Konuyu Taşıt Araçları Tedarik Sanayicileri Derneği’nin (TAYSAD) son toplantısında dile getiren Başkan Yakup Birinci, hem Çinli tedarikçiler hem de ana araç üreticilerinin, maliyet ve teknoloji uygulama hızında rekabet avantajını sürdürdüğünü vurguladı. Birinci, Çinli üreticilerin elektrikli güç ünitesini (e-Drive) Avrupalı rakiplerine oranla yüzde 23 daha düşük mal ettiğini, bu farkın, batarya maliyetinde de yine Çinli markalar lehine yüzde 21 avantaj olarak öne çıktığını kaydetti.
Önemli avantaj
Çinli markaların hız ve verimlilikte önemli avantaja sahip olduklarını vurgulayan Yakup Birinci, şöyle devam ediyor:
“Avrupa’da 42 ile 63 ay arasında gerçekleştirilen araç geliştirme döngüsü, Çinliler için yalnızca 24-30 ay aralığında. Bu da Çinli oyuncuların geliştirme döngülerinin iki kat daha hızlı olduğu, pazar değişikliklerine hızla yanıt verdikleri sonucunu ortaya çıkarıyor. Avrupalı markalar yılda 3 kez havadan yazılım güncellemeleri yapabilirken Çinli markalarda bu yılda 10’u buluyor. Bu da, Çinli oyuncuların geliştirme döngülerinin iki kat daha hızlı olduğu, pazar değişikliklerine hızla yanıt verdikleri sonucunu ortaya çıkarıyor. Avrupalı tedarikçiler daha hızlı tempoya uyum sağlayamıyor.”
Yerli tedarikçiler yeni yol arıyor
TAYSAD’ın rekabetçilik anketi de, Türk tedarik sanayinin son durumuna ilişkin ilginç detaylar ortaya koymuş. Nitekim, ankete bakılırsa, Türk otomotiv tedarik sanayisi bugün yeni projeler arayışı içinde.
Anketin sonuçlarına göre, son 12 ayda yeni ürün proje kazanımlarında bir miktar artış yaşansa da, kaybedilen projelerin büyük bölümü, Çin başta olmak üzere Polonya, Çekya, Hindistan ve Romanya’ya gitmiş. Bu da, küresel rekabetin ne kadar sertleştiğini ortaya koyuyor. Kazanılan projelerin yüzde 34’ünün içten yanmalı, yüzde 26’sının elektrikli ve yüzde 13’ünün hibrit araçlara yönelik olduğu belirtilirken, yüzde 27’sinin ise otomotiv dışı farklı sektörlerden geldiğine dikkat çekiliyor. Yani, tedarik sanayisi, kendisine yeni projeler ve farklı sektörler seçerek ayakta kalmaya çalışıyor.

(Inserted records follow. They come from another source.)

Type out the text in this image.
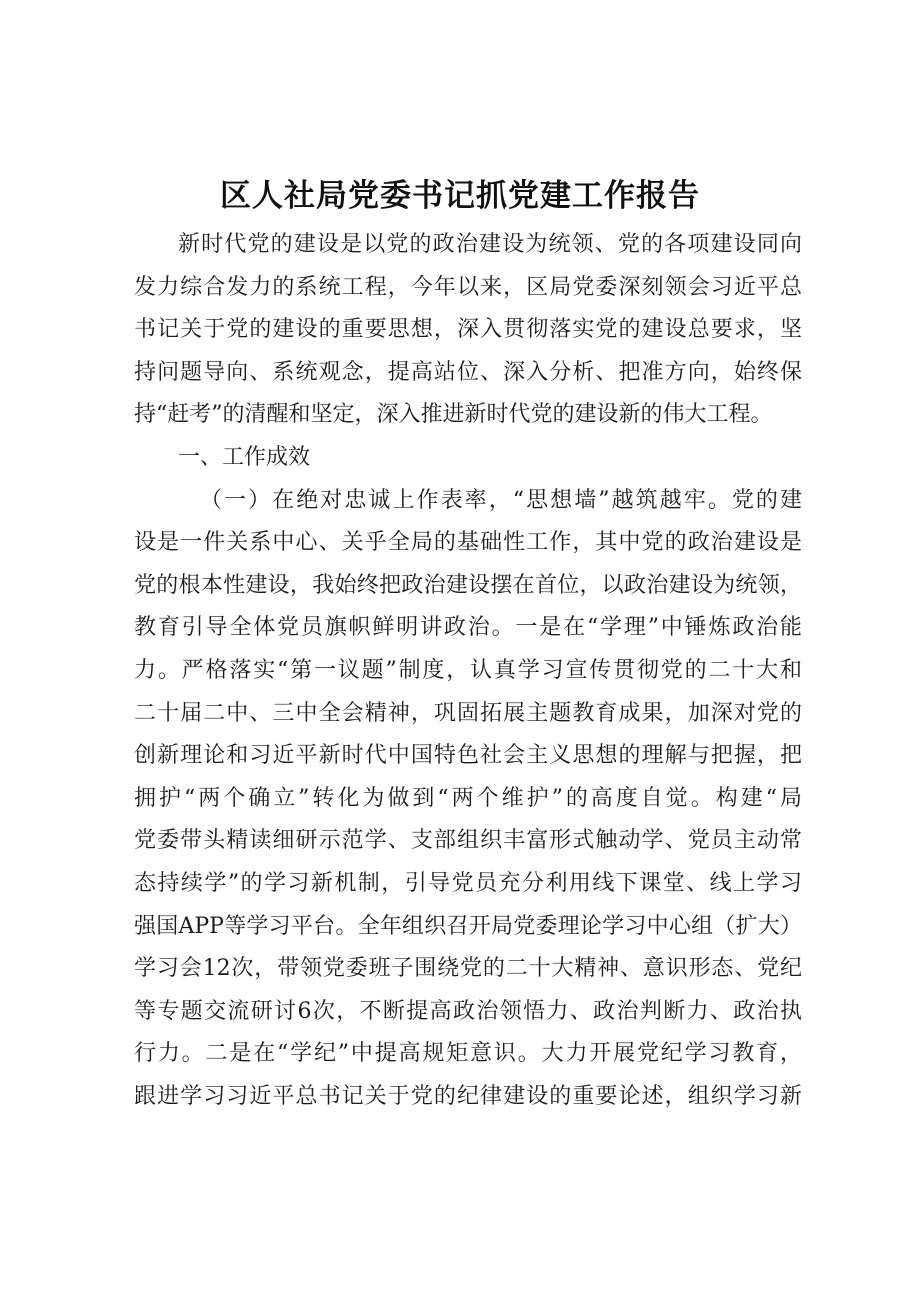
区人社局党委书记抓党建工作报告
新时代党的建设是以党的政治建设为统领、党的各项建设同向
发力综合发力的系统工程，今年以来，区局党委深刻领会习近平总
书记关于党的建设的重要思想，深入贯彻落实党的建设总要求，坚
持问题导向、系统观念，提高站位、深入分析、把准方向，始终保
持“赶考”的清醒和坚定，深入推进新时代党的建设新的伟大工程。
一、工作成效
（一）在绝对忠诚上作表率，“思想墙”越筑越牢。党的建
设是一件关系中心、关乎全局的基础性工作，其中党的政治建设是
党的根本性建设，我始终把政治建设摆在首位，以政治建设为统领，
教育引导全体党员旗帜鲜明讲政治。一是在“学理”中锤炼政治能
力。严格落实“第一议题”制度，认真学习宣传贯彻党的二十大和
二十届二中、三中全会精神，巩固拓展主题教育成果，加深对党的
创新理论和习近平新时代中国特色社会主义思想的理解与把握，把
拥护“两个确立”转化为做到“两个维护”的高度自觉。构建“局
党委带头精读细研示范学、支部组织丰富形式触动学、党员主动常
态持续学”的学习新机制，引导党员充分利用线下课堂、线上学习
强国APP等学习平台。全年组织召开局党委理论学习中心组（扩大）
学习会12次，带领党委班子围绕党的二十大精神、意识形态、党纪
等专题交流研讨6次，不断提高政治领悟力、政治判断力、政治执
行力。二是在“学纪”中提高规矩意识。大力开展党纪学习教育，
跟进学习习近平总书记关于党的纪律建设的重要论述，组织学习新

Peugeot 408 ve 2008 de hibritlendi
Peugeot’nun fastback tasarımlı 408 ve B-SUV segmentindeki 2008 modelleri, 48V hibrit teknolojisine sahip motor seçenekleriyle Türkiye’de. Her iki model de “Allure” ve “GT” donanım paketleriyle getirilirken, 48V hibrit katkılı 1.2 lt 145 HP motor ve 6 ileri e-DCS6 otomatik şanzıman kombinasyonuna sahipler. 408 modelinin 2.290.000 TL, 2008’in ise 2.238.000 TL’den başlayan fiyatları var.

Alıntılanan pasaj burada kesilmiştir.